1. Je suis la vigne (15,1). Je prends le
temps de regarder, d’entendre, de toucher, de goûter la vigne. Elle est
l’objet de toutes les attentions du vigneron qui l’a plantée, des
ouvriers de la vigne. Je la contemple à différents moments de l’année,
quand elle est émondée, quand le feu brûle les sarments desséchés, quand
la fleur se développe, quand le raisin mûrit, quand il est vendangé,
quand le vin réjouit le cœur des hommes qui le boivent… Avec mon
imagination, je goûte peu à peu à la Vie racontée par cette parabole.
2. Demeurez en moi comme je demeure en vous
(15, 4). Je médite ce commandement de jésus, ce qu’il signifie pour moi.

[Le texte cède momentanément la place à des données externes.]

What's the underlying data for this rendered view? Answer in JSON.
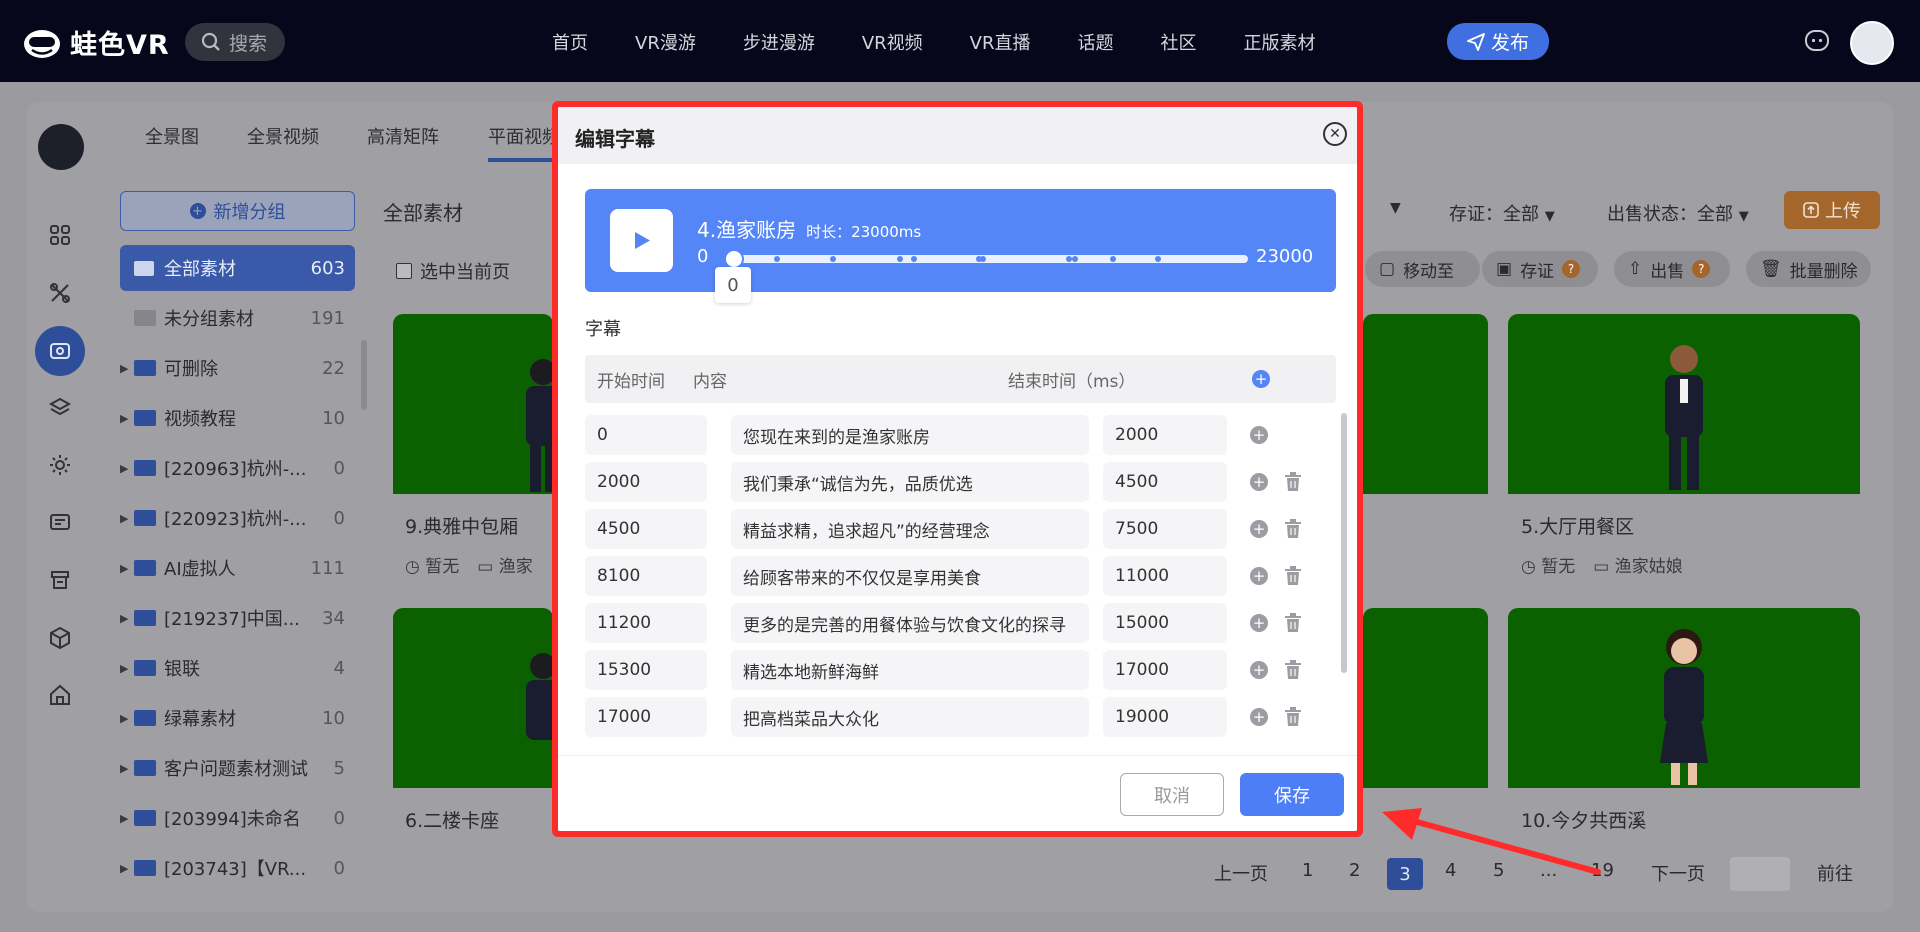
{
  "header": {
    "brand": "蛙色VR",
    "search_label": "搜索",
    "nav": [
      "首页",
      "VR漫游",
      "步进漫游",
      "VR视频",
      "VR直播",
      "话题",
      "社区",
      "正版素材"
    ],
    "publish_label": "发布"
  },
  "subtabs": [
    "全景图",
    "全景视频",
    "高清矩阵",
    "平面视频"
  ],
  "sidebar": {
    "new_group_label": "新增分组",
    "all": {
      "label": "全部素材",
      "count": "603"
    },
    "items": [
      {
        "label": "未分组素材",
        "count": "191"
      },
      {
        "label": "可删除",
        "count": "22"
      },
      {
        "label": "视频教程",
        "count": "10"
      },
      {
        "label": "[220963]杭州-...",
        "count": "0"
      },
      {
        "label": "[220923]杭州-...",
        "count": "0"
      },
      {
        "label": "AI虚拟人",
        "count": "111"
      },
      {
        "label": "[219237]中国...",
        "count": "34"
      },
      {
        "label": "银联",
        "count": "4"
      },
      {
        "label": "绿幕素材",
        "count": "10"
      },
      {
        "label": "客户问题素材测试",
        "count": "5"
      },
      {
        "label": "[203994]未命名",
        "count": "0"
      },
      {
        "label": "[203743]【VR...",
        "count": "0"
      }
    ]
  },
  "content": {
    "breadcrumb": "全部素材",
    "select_page_label": "选中当前页",
    "filter_cert": "存证：全部",
    "filter_sale": "出售状态：全部",
    "upload_label": "上传",
    "actions": [
      "移动至",
      "存证",
      "出售",
      "批量删除"
    ],
    "cards": [
      {
        "title": "9.典雅中包厢",
        "meta1": "暂无",
        "meta2": "渔家"
      },
      {
        "title": "5.大厅用餐区",
        "meta1": "暂无",
        "meta2": "渔家姑娘"
      },
      {
        "title": "6.二楼卡座",
        "meta1": "",
        "meta2": ""
      },
      {
        "title": "10.今夕共西溪",
        "meta1": "",
        "meta2": ""
      }
    ]
  },
  "pager": {
    "prev": "上一页",
    "pages": [
      "1",
      "2",
      "3",
      "4",
      "5",
      "...",
      "19"
    ],
    "current": "3",
    "next": "下一页",
    "goto": "前往"
  },
  "modal": {
    "title": "编辑字幕",
    "player": {
      "title": "4.渔家账房",
      "duration": "时长：23000ms",
      "start": "0",
      "end": "23000",
      "tooltip": "0",
      "position_fraction": 0
    },
    "section_label": "字幕",
    "columns": {
      "start": "开始时间",
      "content": "内容",
      "end": "结束时间（ms）"
    },
    "rows": [
      {
        "start": "0",
        "text": "您现在来到的是渔家账房",
        "end": "2000"
      },
      {
        "start": "2000",
        "text": "我们秉承“诚信为先，品质优选",
        "end": "4500"
      },
      {
        "start": "4500",
        "text": "精益求精，追求超凡”的经营理念",
        "end": "7500"
      },
      {
        "start": "8100",
        "text": "给顾客带来的不仅仅是享用美食",
        "end": "11000"
      },
      {
        "start": "11200",
        "text": "更多的是完善的用餐体验与饮食文化的探寻",
        "end": "15000"
      },
      {
        "start": "15300",
        "text": "精选本地新鲜海鲜",
        "end": "17000"
      },
      {
        "start": "17000",
        "text": "把高档菜品大众化",
        "end": "19000"
      }
    ],
    "cancel_label": "取消",
    "save_label": "保存"
  },
  "colors": {
    "accent": "#4d7ef5",
    "highlight_border": "#ff2a2a",
    "header_bg": "#06071a",
    "green_screen": "#0b6000"
  }
}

Cet échange " mystérieux " entre Jésus et chacun d’entre nous, comme
entre Jésus et son Père, entre l’Homme et Dieu.
3. La gloire de mon Père, c’est que vous
donniez beaucoup de fruits (15, 8). Je fais mémoire des fruits que
Dieu, notre Père, m’a donné de produire, ceux de l’Eglise et de
l’humanité. Je rends grâce à Dieu pour la surabondance de ses dons.